TNB Night Owl–Beware! The Blob

A slice of Strawberry Cheesecake from the Carnegie Deli. Photo by Pilauricey.

“It looks totally improvised. It’s an absolute mess. My god, it was MADE for you!”

This is how a friend recommended tonight’s movie to me.

I’d seen BEWARE! THE BLOB (1972) floating around video stores but, for some reason, I never stopped to watch it. Sure, it’s the sole feature film directed by Larry Hagman (yes, the DALLAS Larry Hagman). Sure, features Dick Van Patten, Cindy Williams, Burgess Meredith, and a host of other A-/B+ stars. But it took that kind of suggestion from a friend to get me off my butt and look it up.

Imagine if you will, someone taking ATTACK OF THE KILLER TOMATOES, tripling the budget, and getting together a cast who can actually act, and you’ve come close to BEWARE! THE BLOB quality.

The movie starts out with a man coming home from his construction job in the arctic circle. A friend dug up a thermos with the label “Beware! Sample! Keep Frozen!”. This thermos, which had no problem staying frozen in his luggage on the trip from the arctic to suburban Los Angeles, suddenly defrosts the moment he and his wife start getting romantic. The giant blob of strawberry Jell-O wastes no time in eating their cat, the wife, and the husband.
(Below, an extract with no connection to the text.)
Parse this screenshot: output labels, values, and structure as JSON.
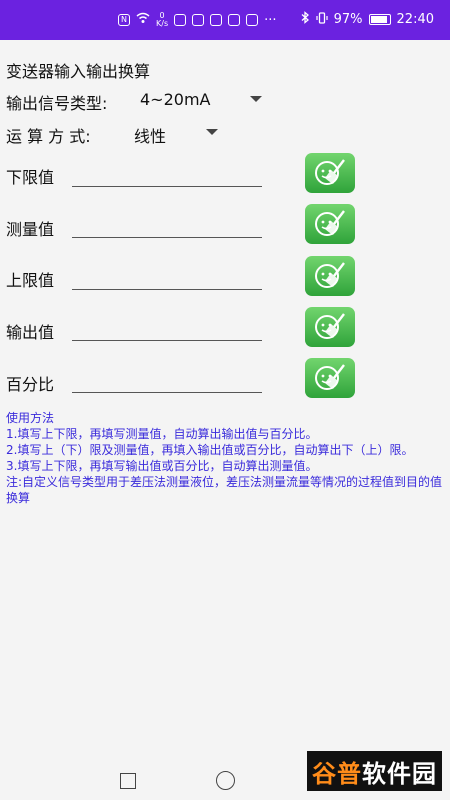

It’s while the husband is being eaten that a teenage neighbor discovers the sight.

Of course no one believes her, nor the partying hippies who later spot the gelatinous menace. While the kids are trying to get anyone to listen to them, it eats a Boy Scout camp, some hobos, people at a gas station, and eventually a bowling alley’s worth of people.

The story is minimal. There isn’t much in the way of character development. My suspicion is they couldn’t afford too many days with those actor’s pay rates, so they brought them in for a day, got them eaten, and moved on to the next person. Most of the big names were friends and neighbors of Hagman’s. Reportedly he was able to convince them by asking “Want to get blobbed?”.

This is not a good movie by any means. I can understand why no one let Hagman direct another feature film. But what it is is good, pure, silly fun.

Question of the night: Do you like bowling?